Fragen und Antworten    
         
    Auf diesen Seiten beantworten die Kinderärzte der Region Heilbronn Fragen zu Themen rund um die Kinderheilkunde.      
         
Daumen lutschen    
         
    Dulden oder verbieten?      
           
   

Wenn Babys und Kleinkinder an ihrem Daumen nuckeln, so ist das ein völlig natürlicher Vorgang. Es ist sogar nachgewiesen, dass das ungeborene Kind bereits im Mutterleib hin und wieder den Daumen in den Mund nimmt.

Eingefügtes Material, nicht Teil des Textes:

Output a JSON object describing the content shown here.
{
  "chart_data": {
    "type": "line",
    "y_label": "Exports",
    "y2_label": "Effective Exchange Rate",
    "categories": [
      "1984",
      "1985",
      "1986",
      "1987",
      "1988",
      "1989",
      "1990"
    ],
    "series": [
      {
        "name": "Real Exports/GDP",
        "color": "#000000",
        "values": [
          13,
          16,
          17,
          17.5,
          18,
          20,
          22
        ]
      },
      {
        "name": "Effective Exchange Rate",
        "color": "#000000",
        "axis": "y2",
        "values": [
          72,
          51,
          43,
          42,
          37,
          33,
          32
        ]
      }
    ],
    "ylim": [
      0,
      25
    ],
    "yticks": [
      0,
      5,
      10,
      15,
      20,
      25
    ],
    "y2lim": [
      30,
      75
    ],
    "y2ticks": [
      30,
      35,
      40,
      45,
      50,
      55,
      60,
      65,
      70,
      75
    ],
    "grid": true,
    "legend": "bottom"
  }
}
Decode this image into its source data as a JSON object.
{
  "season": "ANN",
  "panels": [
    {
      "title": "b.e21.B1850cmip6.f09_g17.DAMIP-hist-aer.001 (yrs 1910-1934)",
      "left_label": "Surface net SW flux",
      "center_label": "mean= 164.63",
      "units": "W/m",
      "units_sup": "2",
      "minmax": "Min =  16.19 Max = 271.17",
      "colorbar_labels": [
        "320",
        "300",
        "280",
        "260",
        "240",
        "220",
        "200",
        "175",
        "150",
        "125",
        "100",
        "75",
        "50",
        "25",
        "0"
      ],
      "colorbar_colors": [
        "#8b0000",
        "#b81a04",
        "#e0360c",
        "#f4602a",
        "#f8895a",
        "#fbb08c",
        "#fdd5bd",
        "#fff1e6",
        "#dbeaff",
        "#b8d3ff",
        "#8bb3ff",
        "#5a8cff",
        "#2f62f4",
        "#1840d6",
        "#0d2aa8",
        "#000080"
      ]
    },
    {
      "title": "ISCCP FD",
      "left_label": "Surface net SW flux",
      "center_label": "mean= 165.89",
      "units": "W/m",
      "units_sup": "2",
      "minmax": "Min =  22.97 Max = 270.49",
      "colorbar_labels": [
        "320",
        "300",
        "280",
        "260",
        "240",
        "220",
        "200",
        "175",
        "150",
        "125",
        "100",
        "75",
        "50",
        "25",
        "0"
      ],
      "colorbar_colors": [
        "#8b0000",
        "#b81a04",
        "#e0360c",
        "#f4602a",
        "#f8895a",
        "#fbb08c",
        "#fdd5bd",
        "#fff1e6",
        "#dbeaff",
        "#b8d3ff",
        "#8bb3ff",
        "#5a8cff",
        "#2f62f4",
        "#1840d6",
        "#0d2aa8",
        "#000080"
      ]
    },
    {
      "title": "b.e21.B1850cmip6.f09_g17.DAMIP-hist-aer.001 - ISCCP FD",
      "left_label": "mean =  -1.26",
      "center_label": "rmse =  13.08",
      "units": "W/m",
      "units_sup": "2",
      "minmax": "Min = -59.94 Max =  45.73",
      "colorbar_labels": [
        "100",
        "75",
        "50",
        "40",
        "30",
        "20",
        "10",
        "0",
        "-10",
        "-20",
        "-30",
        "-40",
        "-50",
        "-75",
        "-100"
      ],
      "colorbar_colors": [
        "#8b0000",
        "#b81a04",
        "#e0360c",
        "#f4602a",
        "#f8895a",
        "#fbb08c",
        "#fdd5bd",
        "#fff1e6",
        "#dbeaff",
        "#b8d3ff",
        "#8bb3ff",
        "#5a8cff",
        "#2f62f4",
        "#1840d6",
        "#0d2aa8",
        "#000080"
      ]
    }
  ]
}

Babys haben einen ausgeprägten Saugreflex, der ihnen beim Stillen und Füttern den Weg weist und hilft, satt zu werden. Der damit verbundene Körperkontakt zur Mutter beruhigt das Baby und gibt ihm Vertrauen. Saugen befriedigt also sehr elementare Bedürfnisse. So ist es nicht verwunderlich, dass in den ersten beiden Lebensjahren die meisten Kinder noch am Daumen lutschen, vor allem beim Einschlafen, aber auch, wenn sie Hunger, Langeweile oder Angst haben.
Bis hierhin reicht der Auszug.